CUBLAS failing on cublasAlloc from C

I suspect that I am making an incorrect assumption somewhere, but I cannot get the cublasAlloc command to work in a simple C code. The manual says that CUBLAS is self-contained at the API level, so I presume that I don’t have to use nvcc to compile. Here is my code:

#include <stdio.h>

#include <stdlib.h>

#include <malloc.h>

#include "cublas.h"

int main () {

 int order = 256;

  int i,j;

  float* cpuA;

  float* cpuB;

  float* cpuC;

  const float* gpuA;

  const float* gpuB;

  float* gpuC;

  cublasStatus retStatus;

 printf("order is %d\n",order);

 // set up matrix values

  cpuA = (float*) malloc (order*order*sizeof(float));

  for (i=1; i<=order; i++) {

    for (j=1; j<=order; j++) {

      cpuA[(i-1)*order+j-1] = (float)i*order + j;

    }

  }

  // ...same for cpuB and cpuC ...

 retStatus = cublasInit ();

  // test for error

  retStatus = cublasGetError ();

  if (retStatus != CUBLAS_STATUS_SUCCESS) {

    printf("CUBLAS: an error occured in cublasInit\n");

  } else {

    printf("CUBLAS: cublasInit worked\n");

  }

 // set up gpu matrix --- DIES HERE ---

  cublasAlloc (order*order, sizeof(float), (void**)gpuA);

  // test for error

  retStatus = cublasGetError ();

  if (retStatus != CUBLAS_STATUS_SUCCESS) {

    printf("CUBLAS: an error occured in cublasAlloc\n");

  } else {

    printf("CUBLAS: cublasAlloc worked\n");

  }

  retStatus = cublasSetMatrix (order, order, sizeof(float),

                cpuA, order, (void*)gpuA, order);

  // ...same for gpuB, gpuC...

 // call BLAS routine

  (void) cublasSgemm ('N','T',order,order,order,0.5,

                gpuA,order,gpuB,order,0.5,gpuC,order);

  retStatus = cublasGetMatrix (order, order, sizeof(float),

                gpuC, order, cpuC, order);

 return(0);

}

It compiles with

gcc -pg -ggdb -o aloneCUBLAS aloneCUBLAS.c -I/usr/local/cuda/include -L/usr/local/cuda/lib -lcublas

It segfaults at the cublasAlloc command when I run it, and gdb doesn’t seem to be helping:

(gdb) run

Starting program: /home/mstock/testBLAS/aloneCUBLAS 

[Thread debugging using libthread_db enabled]

[New Thread -1208863040 (LWP 13234)]

order is 256

CUBLAS: cublasInit worked

Program received signal SIGSEGV, Segmentation fault.

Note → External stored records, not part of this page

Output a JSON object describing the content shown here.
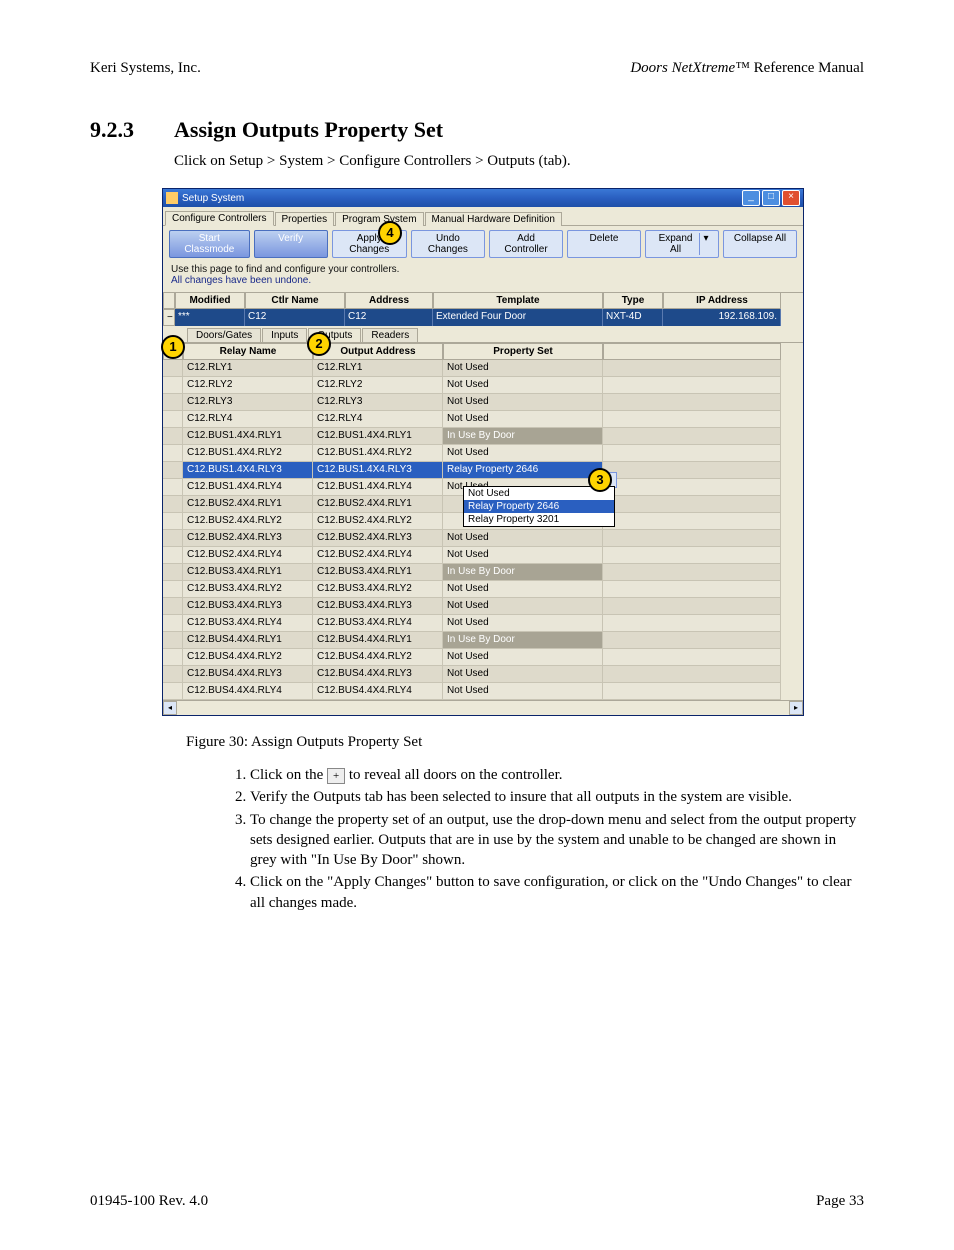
{
  "header": {
    "company": "Keri Systems, Inc.",
    "product": "Doors NetXtreme",
    "tm": "™",
    "manual": " Reference Manual"
  },
  "section": {
    "number": "9.2.3",
    "title": "Assign Outputs Property Set",
    "intro": "Click on Setup > System > Configure Controllers > Outputs (tab)."
  },
  "window": {
    "title": "Setup System",
    "top_tabs": [
      "Configure Controllers",
      "Properties",
      "Program System",
      "Manual Hardware Definition"
    ],
    "toolbar": {
      "start": "Start Classmode",
      "verify": "Verify",
      "apply": "Apply Changes",
      "undo": "Undo Changes",
      "add": "Add Controller",
      "del": "Delete",
      "expand": "Expand All",
      "collapse": "Collapse All"
    },
    "hint1": "Use this page to find and configure your controllers.",
    "hint2": "All changes have been undone.",
    "grid_headers": {
      "modified": "Modified",
      "ctlr": "Ctlr Name",
      "address": "Address",
      "template": "Template",
      "type": "Type",
      "ip": "IP Address"
    },
    "controller": {
      "exp": "−",
      "modified": "***",
      "name": "C12",
      "address": "C12",
      "template": "Extended Four Door",
      "type": "NXT-4D",
      "ip": "192.168.109."
    },
    "sub_tabs": [
      "Doors/Gates",
      "Inputs",
      "Outputs",
      "Readers"
    ],
    "relay_headers": {
      "name": "Relay Name",
      "addr": "Output Address",
      "pset": "Property Set"
    },
    "rows": [
      {
        "name": "C12.RLY1",
        "addr": "C12.RLY1",
        "pset": "Not Used",
        "state": ""
      },
      {
        "name": "C12.RLY2",
        "addr": "C12.RLY2",
        "pset": "Not Used",
        "state": ""
      },
      {
        "name": "C12.RLY3",
        "addr": "C12.RLY3",
        "pset": "Not Used",
        "state": ""
      },
      {
        "name": "C12.RLY4",
        "addr": "C12.RLY4",
        "pset": "Not Used",
        "state": ""
      },
      {
        "name": "C12.BUS1.4X4.RLY1",
        "addr": "C12.BUS1.4X4.RLY1",
        "pset": "In Use By Door",
        "state": "inuse"
      },
      {
        "name": "C12.BUS1.4X4.RLY2",
        "addr": "C12.BUS1.4X4.RLY2",
        "pset": "Not Used",
        "state": ""
      },
      {
        "name": "C12.BUS1.4X4.RLY3",
        "addr": "C12.BUS1.4X4.RLY3",
        "pset": "Relay Property 2646",
        "state": "sel"
      },
      {
        "name": "C12.BUS1.4X4.RLY4",
        "addr": "C12.BUS1.4X4.RLY4",
        "pset": "Not Used",
        "state": ""
      },
      {
        "name": "C12.BUS2.4X4.RLY1",
        "addr": "C12.BUS2.4X4.RLY1",
        "pset": "Relay Property 2646",
        "state": "dd"
      },
      {
        "name": "C12.BUS2.4X4.RLY2",
        "addr": "C12.BUS2.4X4.RLY2",
        "pset": "Relay Property 3201",
        "state": "dd2"
      },
      {
        "name": "C12.BUS2.4X4.RLY3",
        "addr": "C12.BUS2.4X4.RLY3",
        "pset": "Not Used",
        "state": ""
      },
      {
        "name": "C12.BUS2.4X4.RLY4",
        "addr": "C12.BUS2.4X4.RLY4",
        "pset": "Not Used",
        "state": ""
      },
      {
        "name": "C12.BUS3.4X4.RLY1",
        "addr": "C12.BUS3.4X4.RLY1",
        "pset": "In Use By Door",
        "state": "inuse"
      },
      {
        "name": "C12.BUS3.4X4.RLY2",
        "addr": "C12.BUS3.4X4.RLY2",
        "pset": "Not Used",
        "state": ""
      },
      {
        "name": "C12.BUS3.4X4.RLY3",
        "addr": "C12.BUS3.4X4.RLY3",
        "pset": "Not Used",
        "state": ""
      },
      {
        "name": "C12.BUS3.4X4.RLY4",
        "addr": "C12.BUS3.4X4.RLY4",
        "pset": "Not Used",
        "state": ""
      },
      {
        "name": "C12.BUS4.4X4.RLY1",
        "addr": "C12.BUS4.4X4.RLY1",
        "pset": "In Use By Door",
        "state": "inuse"
      },
      {
        "name": "C12.BUS4.4X4.RLY2",
        "addr": "C12.BUS4.4X4.RLY2",
        "pset": "Not Used",
        "state": ""
      },
      {
        "name": "C12.BUS4.4X4.RLY3",
        "addr": "C12.BUS4.4X4.RLY3",
        "pset": "Not Used",
        "state": ""
      },
      {
        "name": "C12.BUS4.4X4.RLY4",
        "addr": "C12.BUS4.4X4.RLY4",
        "pset": "Not Used",
        "state": ""
      }
    ],
    "dropdown": {
      "opt0": "Not Used",
      "opt1": "Relay Property 2646",
      "opt2": "Relay Property 3201"
    }
  },
  "figure_caption": "Figure 30: Assign Outputs Property Set",
  "steps": {
    "s1a": "Click on the ",
    "s1b": " to reveal all doors on the controller.",
    "icon": "+",
    "s2": "Verify the Outputs tab has been selected to insure that all outputs in the system are visible.",
    "s3": "To change the property set of an output, use the drop-down menu and select from the output property sets designed earlier. Outputs that are in use by the system and unable to be changed are shown in grey with \"In Use By Door\" shown.",
    "s4": "Click on the \"Apply Changes\" button to save configuration, or click on the \"Undo Changes\" to clear all changes made."
  },
  "footer": {
    "doc": "01945-100  Rev. 4.0",
    "page": "Page 33"
  },
  "anno": {
    "a1": "1",
    "a2": "2",
    "a3": "3",
    "a4": "4"
  }
}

[Switching to Thread -1208863040 (LWP 13234)]

0x007ec3f2 in cublasAlloc () from /usr/local/cuda/lib/libcublas.so

(gdb) bt

#0  0x007ec3f2 in cublasAlloc () from /usr/local/cuda/lib/libcublas.so

#1  0x08048923 in main () at aloneCUBLAS.c:53

Does anybody have an idea what I doing wrong?

Other CUDA codes run, but I have not tried other CUBLAS calls. This is on a RHEL4u3 system with an 8800GTX.

Change the cublasAlloc to:

cublasAlloc (order*order, sizeof(float), (void**)&gpuA);

Thanks! Oftentimes my programming knowledge extends only far enough to know when I screwed up.